Everything in this article is my personal opinion. I have never talked with any one from Vercel.
Since the last time I wrote about deploying Next.js on the Cloudflare Edge infra, Next.js has evolved and version 13 has just been released with many new shining features. But not too much has changed at the edge support part.
Can we deploy Next.js at the edge today? Yes. But strictly speaking, only on Vercel. So if you are fine with only being able to deploy your Next.js website on Vercel, you are good to go.
For others who don’t like vendor lock-in, or Vercel doesn’t provide everything you need at the edge (for me, it’s Cloudflare KV, D1), I’ll explain in this article why it’s hard to deploy Next.js at the edge with platforms other than Vercel.
A little background
What is deploying a site at the edge?
Generally speaking, it means rendering the page at the data center that’s closest to the visitor. In this way, you get the best TTFB globally, instead of waiting for a server in Washington DC to generate a response for a visitor in Cape Town. Edge computing is supported mostly by CDN providers since they already have many data centers across the globe.
Since we have so many data centers serving our server, an edge model like AWS [email protected] which supports full node runtime is problematic for most sites with an ordinary amount of traffic. Node runtime has a long cold start time. We need a much lighter runtime that has little cold start time. And here it is — the edge runtime.

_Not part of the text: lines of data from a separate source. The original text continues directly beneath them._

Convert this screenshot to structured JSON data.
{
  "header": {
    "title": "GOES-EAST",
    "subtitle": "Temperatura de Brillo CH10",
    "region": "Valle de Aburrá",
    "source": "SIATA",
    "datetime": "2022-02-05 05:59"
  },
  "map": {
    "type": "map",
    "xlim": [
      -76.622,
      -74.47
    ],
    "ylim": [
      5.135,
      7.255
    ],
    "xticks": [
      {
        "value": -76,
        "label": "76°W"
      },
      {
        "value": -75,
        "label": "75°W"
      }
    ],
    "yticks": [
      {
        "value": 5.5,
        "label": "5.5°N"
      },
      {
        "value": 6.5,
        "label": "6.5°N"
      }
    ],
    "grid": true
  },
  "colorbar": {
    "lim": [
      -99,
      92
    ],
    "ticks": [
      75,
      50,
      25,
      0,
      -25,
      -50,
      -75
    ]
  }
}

Just think of it as a browser js runtime with no DOM. It can not access the filesystem or spawn processes, but it’s super fast and cheap to create.

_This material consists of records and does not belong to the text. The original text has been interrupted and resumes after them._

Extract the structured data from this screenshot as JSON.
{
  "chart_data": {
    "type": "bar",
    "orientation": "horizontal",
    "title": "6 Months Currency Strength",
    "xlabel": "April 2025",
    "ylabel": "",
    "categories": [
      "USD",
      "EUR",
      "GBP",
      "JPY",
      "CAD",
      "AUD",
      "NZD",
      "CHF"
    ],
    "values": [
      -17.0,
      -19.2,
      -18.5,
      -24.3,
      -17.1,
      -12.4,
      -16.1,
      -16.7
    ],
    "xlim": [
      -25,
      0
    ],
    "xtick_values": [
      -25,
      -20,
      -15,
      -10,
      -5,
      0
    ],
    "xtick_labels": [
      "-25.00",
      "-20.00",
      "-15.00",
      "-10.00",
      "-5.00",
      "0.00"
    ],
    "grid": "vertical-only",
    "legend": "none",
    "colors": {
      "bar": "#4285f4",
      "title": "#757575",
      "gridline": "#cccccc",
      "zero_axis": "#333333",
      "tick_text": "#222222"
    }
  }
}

You deploy your server by uploading a script or a binary that exports a function. It takes an HTTP request, does whatever you want, and returns a response. The infra will handle the rest stuff for you. But your function can only do what the edge runtime allows you to do. Simply put, no node modules. To be clear, you can use all npm packages you want as long as they don’t use node modules.

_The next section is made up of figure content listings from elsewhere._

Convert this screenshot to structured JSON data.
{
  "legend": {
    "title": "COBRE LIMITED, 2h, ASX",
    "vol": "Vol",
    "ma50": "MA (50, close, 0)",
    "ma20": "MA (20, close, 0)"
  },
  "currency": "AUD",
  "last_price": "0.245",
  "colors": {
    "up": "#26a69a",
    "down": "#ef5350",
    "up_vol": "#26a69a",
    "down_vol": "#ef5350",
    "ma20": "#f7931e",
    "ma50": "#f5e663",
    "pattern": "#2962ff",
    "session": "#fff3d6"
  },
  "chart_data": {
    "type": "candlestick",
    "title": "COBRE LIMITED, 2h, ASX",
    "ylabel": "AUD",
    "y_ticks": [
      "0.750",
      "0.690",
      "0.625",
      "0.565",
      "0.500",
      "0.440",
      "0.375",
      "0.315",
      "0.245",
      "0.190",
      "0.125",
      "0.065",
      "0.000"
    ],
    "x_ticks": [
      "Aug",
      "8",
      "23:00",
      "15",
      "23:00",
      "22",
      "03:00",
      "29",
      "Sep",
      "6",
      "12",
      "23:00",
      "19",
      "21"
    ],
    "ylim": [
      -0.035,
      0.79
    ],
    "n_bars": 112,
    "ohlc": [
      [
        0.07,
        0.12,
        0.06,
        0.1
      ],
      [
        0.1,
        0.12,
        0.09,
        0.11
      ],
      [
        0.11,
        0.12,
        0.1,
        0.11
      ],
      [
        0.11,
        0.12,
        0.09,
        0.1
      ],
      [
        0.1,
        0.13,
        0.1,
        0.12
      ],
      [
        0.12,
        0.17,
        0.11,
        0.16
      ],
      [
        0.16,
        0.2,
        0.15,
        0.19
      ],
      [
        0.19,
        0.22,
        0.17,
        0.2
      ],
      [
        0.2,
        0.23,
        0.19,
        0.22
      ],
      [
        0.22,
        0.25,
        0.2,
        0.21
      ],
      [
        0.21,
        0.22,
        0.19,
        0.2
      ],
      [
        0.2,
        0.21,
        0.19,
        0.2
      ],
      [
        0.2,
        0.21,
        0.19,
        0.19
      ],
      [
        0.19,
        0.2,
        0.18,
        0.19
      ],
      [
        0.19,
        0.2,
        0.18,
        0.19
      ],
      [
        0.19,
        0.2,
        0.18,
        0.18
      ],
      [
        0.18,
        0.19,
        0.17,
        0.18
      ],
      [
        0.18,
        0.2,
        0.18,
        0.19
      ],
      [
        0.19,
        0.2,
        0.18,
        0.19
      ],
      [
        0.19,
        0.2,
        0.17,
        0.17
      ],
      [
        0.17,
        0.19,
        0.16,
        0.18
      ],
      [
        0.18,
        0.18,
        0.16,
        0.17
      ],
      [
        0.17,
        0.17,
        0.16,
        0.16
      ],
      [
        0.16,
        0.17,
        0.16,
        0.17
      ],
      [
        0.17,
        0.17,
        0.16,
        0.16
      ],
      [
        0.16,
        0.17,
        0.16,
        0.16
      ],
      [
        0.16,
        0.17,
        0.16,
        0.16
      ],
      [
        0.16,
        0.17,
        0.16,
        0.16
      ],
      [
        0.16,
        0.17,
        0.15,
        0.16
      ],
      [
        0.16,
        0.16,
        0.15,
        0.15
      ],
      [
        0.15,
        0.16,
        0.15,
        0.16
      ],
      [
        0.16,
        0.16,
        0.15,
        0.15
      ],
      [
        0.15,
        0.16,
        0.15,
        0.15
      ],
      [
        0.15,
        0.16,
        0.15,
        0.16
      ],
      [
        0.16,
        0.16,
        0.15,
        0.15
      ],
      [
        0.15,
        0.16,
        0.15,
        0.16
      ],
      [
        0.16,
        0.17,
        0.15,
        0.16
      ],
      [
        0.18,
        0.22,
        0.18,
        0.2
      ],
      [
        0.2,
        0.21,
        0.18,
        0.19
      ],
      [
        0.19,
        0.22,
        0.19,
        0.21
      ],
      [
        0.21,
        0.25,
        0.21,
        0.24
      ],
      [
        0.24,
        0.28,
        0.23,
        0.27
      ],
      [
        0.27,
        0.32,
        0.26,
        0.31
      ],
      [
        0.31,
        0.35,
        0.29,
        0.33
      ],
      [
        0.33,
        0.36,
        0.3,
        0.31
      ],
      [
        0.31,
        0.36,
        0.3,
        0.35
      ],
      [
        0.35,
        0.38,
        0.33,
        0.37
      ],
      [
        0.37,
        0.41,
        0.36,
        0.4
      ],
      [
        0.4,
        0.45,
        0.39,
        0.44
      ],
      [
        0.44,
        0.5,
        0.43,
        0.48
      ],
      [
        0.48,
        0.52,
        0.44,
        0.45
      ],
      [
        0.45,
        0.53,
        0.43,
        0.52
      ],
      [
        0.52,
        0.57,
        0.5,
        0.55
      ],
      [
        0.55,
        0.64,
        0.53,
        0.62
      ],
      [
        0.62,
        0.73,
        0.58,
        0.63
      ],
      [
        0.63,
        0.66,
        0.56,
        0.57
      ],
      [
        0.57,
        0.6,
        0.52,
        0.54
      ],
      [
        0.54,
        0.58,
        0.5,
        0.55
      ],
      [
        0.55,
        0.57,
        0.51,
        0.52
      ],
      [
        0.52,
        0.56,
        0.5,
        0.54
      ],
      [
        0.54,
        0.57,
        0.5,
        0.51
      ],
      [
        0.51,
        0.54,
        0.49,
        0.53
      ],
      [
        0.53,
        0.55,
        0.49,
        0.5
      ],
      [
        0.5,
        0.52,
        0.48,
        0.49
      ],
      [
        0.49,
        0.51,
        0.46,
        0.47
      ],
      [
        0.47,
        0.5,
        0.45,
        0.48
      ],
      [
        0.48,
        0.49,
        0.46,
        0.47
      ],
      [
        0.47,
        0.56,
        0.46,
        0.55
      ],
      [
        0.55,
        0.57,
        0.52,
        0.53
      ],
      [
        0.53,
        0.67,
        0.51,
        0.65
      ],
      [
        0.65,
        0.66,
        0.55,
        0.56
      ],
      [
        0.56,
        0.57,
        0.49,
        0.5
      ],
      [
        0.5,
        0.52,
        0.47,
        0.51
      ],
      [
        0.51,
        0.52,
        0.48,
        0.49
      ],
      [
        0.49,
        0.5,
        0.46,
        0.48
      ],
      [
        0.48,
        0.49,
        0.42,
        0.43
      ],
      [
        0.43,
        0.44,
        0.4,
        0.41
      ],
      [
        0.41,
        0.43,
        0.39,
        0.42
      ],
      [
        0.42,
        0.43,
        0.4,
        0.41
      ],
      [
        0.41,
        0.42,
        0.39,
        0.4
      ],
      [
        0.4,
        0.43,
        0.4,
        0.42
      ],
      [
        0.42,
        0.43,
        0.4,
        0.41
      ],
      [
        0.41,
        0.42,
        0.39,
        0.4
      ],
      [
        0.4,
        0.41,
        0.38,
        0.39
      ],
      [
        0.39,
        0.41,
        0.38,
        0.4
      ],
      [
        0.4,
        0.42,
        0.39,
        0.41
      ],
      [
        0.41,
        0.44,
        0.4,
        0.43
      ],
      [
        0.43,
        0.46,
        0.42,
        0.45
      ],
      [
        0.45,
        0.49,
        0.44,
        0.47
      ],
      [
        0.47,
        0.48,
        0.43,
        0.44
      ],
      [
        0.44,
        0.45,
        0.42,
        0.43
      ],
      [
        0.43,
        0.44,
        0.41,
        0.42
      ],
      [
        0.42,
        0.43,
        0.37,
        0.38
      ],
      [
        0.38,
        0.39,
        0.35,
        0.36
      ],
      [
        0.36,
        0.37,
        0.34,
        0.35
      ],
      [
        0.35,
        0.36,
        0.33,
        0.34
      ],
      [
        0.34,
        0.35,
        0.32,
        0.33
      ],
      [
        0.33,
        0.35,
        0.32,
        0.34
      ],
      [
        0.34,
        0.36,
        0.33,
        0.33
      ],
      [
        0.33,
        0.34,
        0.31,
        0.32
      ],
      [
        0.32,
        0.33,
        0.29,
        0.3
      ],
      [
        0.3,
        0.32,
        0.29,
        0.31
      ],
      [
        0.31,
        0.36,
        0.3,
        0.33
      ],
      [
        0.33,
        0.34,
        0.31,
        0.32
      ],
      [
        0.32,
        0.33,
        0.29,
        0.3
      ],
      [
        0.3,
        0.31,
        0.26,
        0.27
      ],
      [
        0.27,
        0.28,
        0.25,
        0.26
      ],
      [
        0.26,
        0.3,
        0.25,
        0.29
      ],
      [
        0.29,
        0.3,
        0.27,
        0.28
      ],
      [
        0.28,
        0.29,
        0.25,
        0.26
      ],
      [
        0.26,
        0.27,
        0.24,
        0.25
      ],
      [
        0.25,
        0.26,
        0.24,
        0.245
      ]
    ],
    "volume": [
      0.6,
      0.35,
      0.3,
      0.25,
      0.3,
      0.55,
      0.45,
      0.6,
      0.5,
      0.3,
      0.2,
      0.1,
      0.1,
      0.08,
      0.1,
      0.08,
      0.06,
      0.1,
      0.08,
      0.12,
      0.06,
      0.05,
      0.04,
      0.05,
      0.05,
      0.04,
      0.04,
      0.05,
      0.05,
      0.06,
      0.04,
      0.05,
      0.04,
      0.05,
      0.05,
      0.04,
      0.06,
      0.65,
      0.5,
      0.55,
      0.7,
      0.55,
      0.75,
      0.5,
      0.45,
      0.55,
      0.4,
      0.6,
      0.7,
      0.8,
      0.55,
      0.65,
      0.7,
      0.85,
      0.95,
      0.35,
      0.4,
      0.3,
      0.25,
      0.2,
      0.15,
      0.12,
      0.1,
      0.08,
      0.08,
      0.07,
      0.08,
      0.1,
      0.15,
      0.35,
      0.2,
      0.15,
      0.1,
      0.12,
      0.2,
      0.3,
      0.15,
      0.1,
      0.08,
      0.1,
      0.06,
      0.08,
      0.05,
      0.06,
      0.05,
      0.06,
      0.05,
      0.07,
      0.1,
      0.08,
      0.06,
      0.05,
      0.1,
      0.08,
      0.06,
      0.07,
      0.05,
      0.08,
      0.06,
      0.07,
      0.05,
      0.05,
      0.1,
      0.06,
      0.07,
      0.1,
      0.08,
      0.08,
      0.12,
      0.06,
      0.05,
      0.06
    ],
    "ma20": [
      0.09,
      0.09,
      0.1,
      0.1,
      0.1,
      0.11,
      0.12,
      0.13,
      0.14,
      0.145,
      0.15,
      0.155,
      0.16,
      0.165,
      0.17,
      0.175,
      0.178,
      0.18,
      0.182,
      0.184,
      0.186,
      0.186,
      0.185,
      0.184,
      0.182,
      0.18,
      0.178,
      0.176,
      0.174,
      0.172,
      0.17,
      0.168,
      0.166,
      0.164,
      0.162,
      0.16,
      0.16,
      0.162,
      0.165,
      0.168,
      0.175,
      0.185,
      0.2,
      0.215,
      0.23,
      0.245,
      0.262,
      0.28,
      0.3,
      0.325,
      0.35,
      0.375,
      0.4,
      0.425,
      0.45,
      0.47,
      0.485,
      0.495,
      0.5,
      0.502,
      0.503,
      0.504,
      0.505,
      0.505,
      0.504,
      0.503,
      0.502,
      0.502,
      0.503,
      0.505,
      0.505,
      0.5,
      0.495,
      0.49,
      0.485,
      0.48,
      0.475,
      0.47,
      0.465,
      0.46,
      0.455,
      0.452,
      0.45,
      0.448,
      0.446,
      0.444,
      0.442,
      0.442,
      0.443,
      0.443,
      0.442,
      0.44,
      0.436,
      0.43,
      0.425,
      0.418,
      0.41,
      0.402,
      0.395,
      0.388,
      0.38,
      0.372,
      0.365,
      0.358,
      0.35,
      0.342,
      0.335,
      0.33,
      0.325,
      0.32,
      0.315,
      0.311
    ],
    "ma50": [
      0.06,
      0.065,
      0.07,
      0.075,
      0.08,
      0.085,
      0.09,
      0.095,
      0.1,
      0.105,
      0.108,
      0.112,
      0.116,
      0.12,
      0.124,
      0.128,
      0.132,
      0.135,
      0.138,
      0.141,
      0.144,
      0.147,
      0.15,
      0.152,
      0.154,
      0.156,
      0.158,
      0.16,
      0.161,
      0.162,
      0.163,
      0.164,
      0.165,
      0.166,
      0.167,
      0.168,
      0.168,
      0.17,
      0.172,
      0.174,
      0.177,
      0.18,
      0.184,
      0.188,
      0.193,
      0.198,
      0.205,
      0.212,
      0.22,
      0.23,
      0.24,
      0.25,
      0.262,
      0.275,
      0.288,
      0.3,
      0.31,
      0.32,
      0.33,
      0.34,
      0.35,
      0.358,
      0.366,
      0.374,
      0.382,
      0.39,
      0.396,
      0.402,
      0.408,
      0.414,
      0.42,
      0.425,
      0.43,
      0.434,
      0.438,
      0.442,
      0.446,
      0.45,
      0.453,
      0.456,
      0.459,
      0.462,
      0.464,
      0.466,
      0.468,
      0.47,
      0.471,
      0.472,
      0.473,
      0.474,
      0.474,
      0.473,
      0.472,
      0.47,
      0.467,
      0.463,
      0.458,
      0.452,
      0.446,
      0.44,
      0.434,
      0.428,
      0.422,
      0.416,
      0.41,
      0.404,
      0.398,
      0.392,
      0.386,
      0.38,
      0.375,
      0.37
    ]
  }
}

Is Next.js edge compatible?
To better understand this, we need to first get into the deployment model of Next.js, which is extremely simple. You use either
next build && next export or
next build && next start. The former generates a static website so you can deploy it with any HTTP server. The latter starts a Next.js server to serve contents built with
next build and do all kinds of Next.js magic for you.
This is fundamentally different from many other modern meta-frameworks like remix, sveltekit or qwik. In other frameworks, when you build your website, the output is a full server that takes requests, matches them in the router, finds the right handler and generates the response.
For Next.js, only handlers are generated for each endpoint (a page or an API route), Next.js expects someone will take the responsibility to figure out which handler should take the request and route it there. Generally, you would use the server provided by Next.js to do it locally.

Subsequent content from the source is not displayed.